1. tf.nn.moments(x, axes=[0, 1, 2]) # 对前三个维度求平均值和标准差，结果为最后一个维度，即对每个feature_map求平均值和标准差

参数说明：x为输入的feature_map, axes=[0, 1, 2] 对三个维度求平均，即每一个feature_map都获得一个平均值和标准差

2.with tf.control_dependencies([train_mean, train_var])：即执行with里面的操作时，会先执行train_mean 和 train_var

参数说明：train_mean表示对pop_mean进行赋值的操作，train_var表示对pop_var进行赋值的操作

3.tf.cond(is_training, bn_train, bn_inference) # 如果is_training为真，执行bn_train函数操作，如果为假，执行bn_inference操作

参数说明：is_training 为真和假，bn_train表示训练的normalize， bn_inference表示测试的normalize

4. tf.nn.atrous_conv2d(x, filters, dilated, padding) # 进行空洞卷积操作，用于增加卷积的感受野

参数说明：x表示输入样本，filter表示卷积核，dilated表示卷积核的补零个数，padding表示对feature进行补零操作

5. tf.nn.conv2d_transpose(x, filters, output_size, strides) # 进行反卷积操作

参数说明：x表示输入样本，filter表示卷积核，output_size表示输出的维度， strides表示图像扩大的倍数

6.tf.nn.batch_normalization(x, mean, var, beta, scale, episilon) # 进行归一化操作

参数说明： x表示输入样本，mean表示卷积的平均值，var表示卷积的标准差，beta表示偏差，scale表示标准化后的范围，episilon防止分母为0

7.tf.train.get_checkpoint_state('./backup') # 判断用于进行model保存的文件中是否有checkpoint，即是否之前已经有过保存的sess

参数说明：'./backup'进行sess保存的文件名

原理的话,使用论文中的图进行说明，这是论文中的效果图，我们可以看出不管是场景还是人脸都有较好的复原效果

下面是论文的结构图，主要是有2个结构组成，

第一个结构是全卷机填充网络：首先使用一个mask和图片进行组合，构成了具有空缺的图片，将空缺图片输入到全卷积中，经过stride等于2，做两次的向下卷积，然后经过4个dilated_conv(空洞卷积)，为了在不损失维度的情况下，增加卷积核的视野，最后使用补零的反转卷积进行维度的升高，再经过最后两层卷积构成了图片。

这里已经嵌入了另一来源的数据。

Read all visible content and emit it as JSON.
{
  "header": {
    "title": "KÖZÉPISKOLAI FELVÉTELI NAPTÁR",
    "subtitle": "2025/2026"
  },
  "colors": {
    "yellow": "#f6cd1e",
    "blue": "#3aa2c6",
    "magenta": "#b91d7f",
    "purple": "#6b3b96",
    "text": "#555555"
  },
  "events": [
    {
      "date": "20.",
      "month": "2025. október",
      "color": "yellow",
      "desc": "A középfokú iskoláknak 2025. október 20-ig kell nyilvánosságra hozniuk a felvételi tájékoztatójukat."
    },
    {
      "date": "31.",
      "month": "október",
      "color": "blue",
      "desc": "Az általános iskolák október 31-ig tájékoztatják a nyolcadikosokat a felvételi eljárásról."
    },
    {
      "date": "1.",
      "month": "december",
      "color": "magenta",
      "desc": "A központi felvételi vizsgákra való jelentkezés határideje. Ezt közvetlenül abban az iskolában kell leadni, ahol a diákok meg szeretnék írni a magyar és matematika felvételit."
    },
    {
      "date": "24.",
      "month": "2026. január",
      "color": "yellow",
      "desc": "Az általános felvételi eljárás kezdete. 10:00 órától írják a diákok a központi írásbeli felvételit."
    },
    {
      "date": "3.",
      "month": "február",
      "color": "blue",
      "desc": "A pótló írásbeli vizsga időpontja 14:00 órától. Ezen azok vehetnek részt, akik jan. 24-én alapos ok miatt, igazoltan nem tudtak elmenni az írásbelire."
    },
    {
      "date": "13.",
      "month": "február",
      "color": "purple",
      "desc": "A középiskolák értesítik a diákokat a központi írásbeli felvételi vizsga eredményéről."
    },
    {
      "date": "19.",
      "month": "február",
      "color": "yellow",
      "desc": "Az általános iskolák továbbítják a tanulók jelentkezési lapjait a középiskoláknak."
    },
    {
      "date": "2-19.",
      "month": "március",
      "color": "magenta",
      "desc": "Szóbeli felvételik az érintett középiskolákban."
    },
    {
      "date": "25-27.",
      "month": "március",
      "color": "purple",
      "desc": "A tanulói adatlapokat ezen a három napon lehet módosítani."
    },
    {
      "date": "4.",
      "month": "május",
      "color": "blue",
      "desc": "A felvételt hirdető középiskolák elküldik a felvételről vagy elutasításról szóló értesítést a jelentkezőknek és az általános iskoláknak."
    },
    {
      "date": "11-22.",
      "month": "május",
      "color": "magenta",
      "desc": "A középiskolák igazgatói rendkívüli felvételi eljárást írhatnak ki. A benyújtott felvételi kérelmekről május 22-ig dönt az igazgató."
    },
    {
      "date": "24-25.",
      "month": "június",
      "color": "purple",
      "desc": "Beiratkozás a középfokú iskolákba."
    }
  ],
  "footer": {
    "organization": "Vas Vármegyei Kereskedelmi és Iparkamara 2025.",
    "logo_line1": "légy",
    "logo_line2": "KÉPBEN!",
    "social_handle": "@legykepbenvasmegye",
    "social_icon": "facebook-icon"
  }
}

第二个结构是global_discrimanator 和 local_discimanator

对于global_x输入的大小为全图的大小，而local_x的输入大小为全图大小的一半，上图的mask的大小为96-128且在local_x的内部，取值的范围为随机值

global_x 和 local_x经过卷积后，输出1024的输出，我们将输出进行串接tf.concat，对最后的输出结果[1]进行预测,判别图片为实际图片(真)还是经过填充的图片(假)

网络系数的展示

填充网络(卷积-空洞卷积-反卷积) 全局判别网络(卷积-全连接) 局部判别网络(卷积-全连接) 串接网络(全连接)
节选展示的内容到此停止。